「言い値」販売を実現した「製造履歴管理システム」
同社は1970年代に中小企業にもコンピュータが必須になるといち早く気づき、多くのコンピュータ会社に「言い値」販売を実現するシステムづくりについて相談した。しかし当時の日本は省力化と合理化の発想が主流で、担当するSE(システムエンジニア)は経営にうとく頓挫していた。
そんな時に大手コンピュータ会社から独立してITベンダーを立ち上げた人から、大阪にある酒屋のシステムを見せてもらう機会を得る。このシステムは顧客リストが縦列に配列され、横列には今日売る商品が書き込まれ、この表を基に営業マンが商品を車に積んで取引先を回る仕組みになっていた。40年前の当時に、こうしたシステムを運用していることに衝撃を受け、同社も「製造履歴管理システム」の構築に着手する。
当時の取引先数は約500社でおよそ20人の営業員が分担していた。既存顧客から過去に受注したことがある同じバネのオーダーが入ると、営業員は図面を探して生産現場とやり取りし、価格と納期がいつになるかを回答していたためタイムラグ(時間のずれ)が生じていた。
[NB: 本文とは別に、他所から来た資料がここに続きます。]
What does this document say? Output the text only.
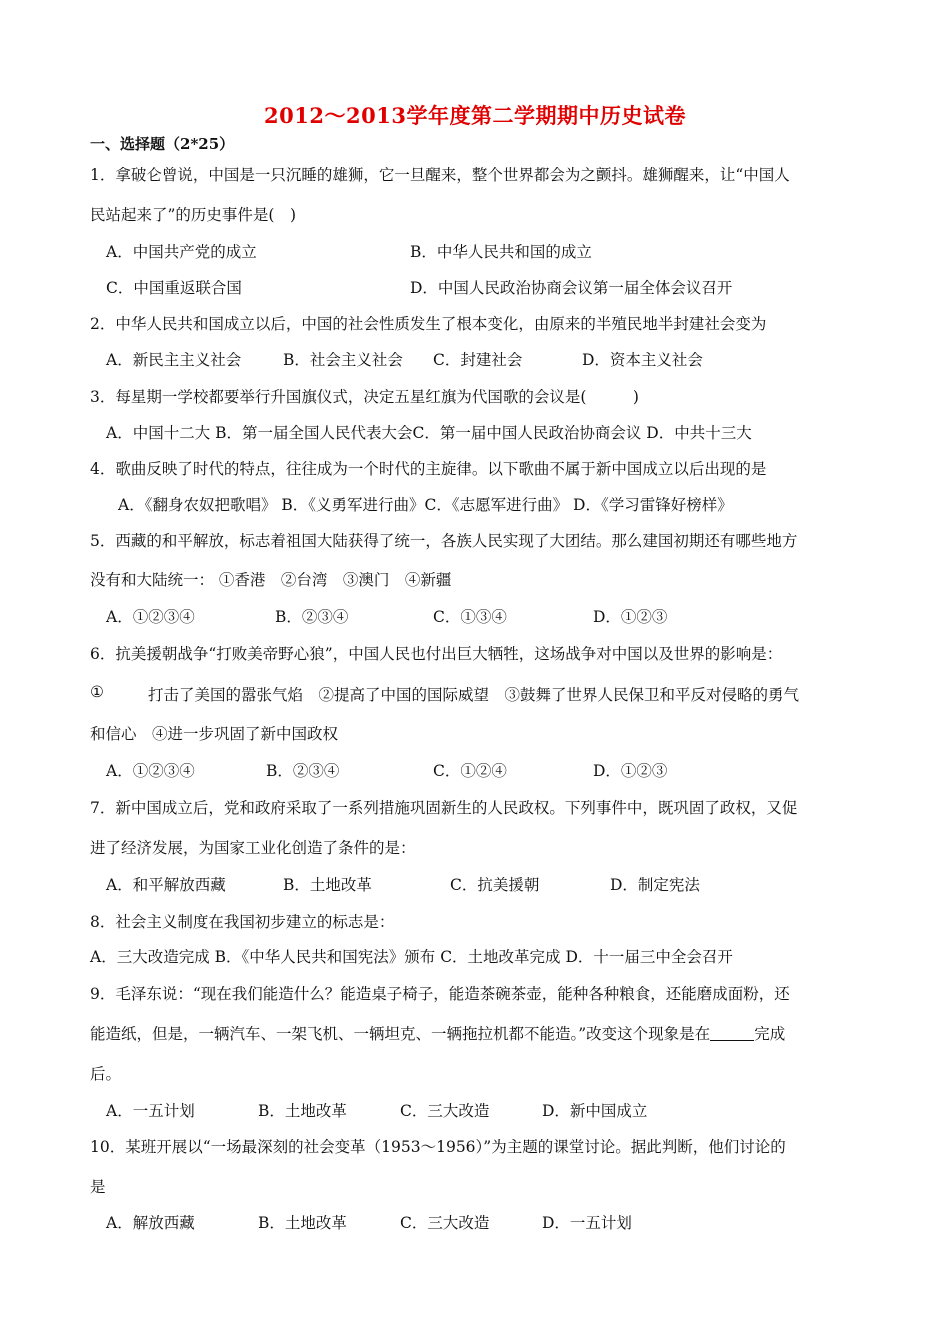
2012～2013学年度第二学期期中历史试卷
一、选择题（2*25）
1．拿破仑曾说，中国是一只沉睡的雄狮，它一旦醒来，整个世界都会为之颤抖。雄狮醒来，让“中国人
民站起来了”的历史事件是(　)
A．中国共产党的成立	B．中华人民共和国的成立
C．中国重返联合国	D．中国人民政治协商会议第一届全体会议召开
2．中华人民共和国成立以后，中国的社会性质发生了根本变化，由原来的半殖民地半封建社会变为
A．新民主主义社会	B．社会主义社会 C．封建社会	D．资本主义社会
3．每星期一学校都要举行升国旗仪式，决定五星红旗为代国歌的会议是(　　　)
A．中国十二大 B．第一届全国人民代表大会C．第一届中国人民政治协商会议 D．中共十三大
4．歌曲反映了时代的特点，往往成为一个时代的主旋律。以下歌曲不属于新中国成立以后出现的是
A．《翻身农奴把歌唱》 B．《义勇军进行曲》C．《志愿军进行曲》 D．《学习雷锋好榜样》
5．西藏的和平解放，标志着祖国大陆获得了统一，各族人民实现了大团结。那么建国初期还有哪些地方
没有和大陆统一： ①香港　②台湾　③澳门　④新疆
A．①②③④	B．②③④	C．①③④	D．①②③
6．抗美援朝战争“打败美帝野心狼”，中国人民也付出巨大牺牲，这场战争对中国以及世界的影响是：
①	打击了美国的嚣张气焰　②提高了中国的国际威望　③鼓舞了世界人民保卫和平反对侵略的勇气
和信心　④进一步巩固了新中国政权
A．①②③④	B．②③④	C．①②④	D．①②③
7．新中国成立后，党和政府采取了一系列措施巩固新生的人民政权。下列事件中，既巩固了政权，又促
进了经济发展，为国家工业化创造了条件的是：
A．和平解放西藏	B．土地改革	C．抗美援朝	D．制定宪法
8．社会主义制度在我国初步建立的标志是：
A．三大改造完成 B．《中华人民共和国宪法》颁布 C．土地改革完成 D．十一届三中全会召开
9．毛泽东说：“现在我们能造什么？能造桌子椅子，能造茶碗茶壶，能种各种粮食，还能磨成面粉，还
能造纸，但是，一辆汽车、一架飞机、一辆坦克、一辆拖拉机都不能造。”改变这个现象是在	完成
后。
A．一五计划	B．土地改革	C．三大改造	D．新中国成立
10．某班开展以“一场最深刻的社会变革（1953～1956）”为主题的课堂讨论。据此判断，他们讨论的
是
A．解放西藏	B．土地改革	C．三大改造	D．一五计划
同社の顧客は、設備や機械の故障や製品の試作など、急いでバネを調達する必要に迫られている特徴があった。顧客から問い合わせが入った段階で速やかに価格と納期が提示できれば、値引きよりも歓迎され、「言い値」で顧客は購入してくれると同社は考えた。
そこで考案した「製造履歴管理システム」は、既存顧客から電話による問い合わせが入ると、顧客情報と受注履歴がモニター画面に表示され、材料の在庫確認と工場の稼動状況を踏まえ、納期と価格が自動計算されて顧客に提示できる仕組みだ。
このシステムはその後、継続的に改善して受注生産の効率化を高め、納期については約束納期遵守率99.97%、クレーム発生率は0.1%を誇るまでに進化した。既存顧客への迅速な対応を実現し、さらに値引き販売を一切行わない企業姿勢を貫いたことで「言い値」販売体制が実現した。